Entity Analysis with Weak Supervision: Typing, Linking, and Attribute Extraction
MetadataShow full item record
With the advent of the Web, textual information has grown at an explosive rate. To digest this enormous amount of data, an automatic solution, Information Extraction (IE), has become necessary. Information extraction is a task of converting unstructured text strings into structured machine-readable data. The first key step of a general IE pipeline is often to analyze entities mentioned in the text before making holistic conclusions. To fully understand each entity, one needs to detect their mentions, categorize them into semantic types, connect them with their knowledge base entries, and identify their attributes as well as the relationships with others. In this dissertation, we first present the problem of fine-grained entity recognition. Unlike most traditional named entity recognition systems using a small set of entity classes, e.g., person, organization, location or miscellaneous, we define a novel set of over one hundred fine-grained entity types. In order to intelligently understand text and extract a wide range of information, it is useful to more precisely determine the semantic classes of entities mentioned in unstructured text.

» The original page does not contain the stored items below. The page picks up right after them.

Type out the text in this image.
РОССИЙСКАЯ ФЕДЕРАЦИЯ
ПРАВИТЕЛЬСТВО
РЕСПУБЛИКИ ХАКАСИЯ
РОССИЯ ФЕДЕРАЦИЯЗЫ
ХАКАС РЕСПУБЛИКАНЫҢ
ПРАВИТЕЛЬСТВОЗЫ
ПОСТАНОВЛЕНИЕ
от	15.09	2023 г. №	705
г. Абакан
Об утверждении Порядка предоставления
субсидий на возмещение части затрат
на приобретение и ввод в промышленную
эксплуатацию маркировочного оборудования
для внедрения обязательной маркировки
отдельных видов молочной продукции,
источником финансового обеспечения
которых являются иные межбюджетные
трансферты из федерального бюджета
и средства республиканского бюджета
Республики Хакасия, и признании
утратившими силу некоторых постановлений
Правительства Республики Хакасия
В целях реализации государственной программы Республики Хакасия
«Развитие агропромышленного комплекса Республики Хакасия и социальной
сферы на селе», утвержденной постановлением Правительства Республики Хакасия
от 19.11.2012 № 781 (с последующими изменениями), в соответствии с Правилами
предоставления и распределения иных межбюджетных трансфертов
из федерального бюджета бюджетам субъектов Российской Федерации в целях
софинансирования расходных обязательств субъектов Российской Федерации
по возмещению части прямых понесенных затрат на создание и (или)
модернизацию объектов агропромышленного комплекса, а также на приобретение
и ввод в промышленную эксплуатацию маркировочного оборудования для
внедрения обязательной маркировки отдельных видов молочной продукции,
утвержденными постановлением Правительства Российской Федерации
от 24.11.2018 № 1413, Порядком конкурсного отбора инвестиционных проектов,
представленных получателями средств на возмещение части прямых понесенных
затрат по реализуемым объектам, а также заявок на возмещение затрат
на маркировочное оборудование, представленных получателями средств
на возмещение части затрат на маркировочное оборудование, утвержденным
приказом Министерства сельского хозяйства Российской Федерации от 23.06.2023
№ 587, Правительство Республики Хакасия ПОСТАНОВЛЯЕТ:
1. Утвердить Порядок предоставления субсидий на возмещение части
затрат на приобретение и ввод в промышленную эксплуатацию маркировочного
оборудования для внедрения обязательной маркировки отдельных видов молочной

We formulate the recognition problem as multi-class, multi-label classification, describe an unsupervised method for collecting training data, and present the FIGER implementation. Next, we demonstrate that fine-grained entity types are closely connected with other entity analysis tasks. We describe an entity linking system whose prediction heavily relies on these types and present a simple yet effective implementation, called VINCULUM. An extensive evaluationon nine data sets, comparing VINCULUM with two state-of-the-art systems, elucidates key aspects of the system that include mention extraction, candidate generation, entity type prediction, entity coreference, and coherence. Finally, we describe an approach to acquire commonsense knowledge from a massive amount of text on the Web. In particular, a system called SIZEITALL is developed to extract numerical attribute values for various classes of entities. To resolve the ambiguity from the surface form text, we canonicalize the extractions with respect to WordNet senses and build a knowledge base on physical size for thousands of entity classes. Throughout all three entity analysis tasks, we show the feasibility of building sophisticated IE systems without a significant investment in human effort to create sufficient labeled data.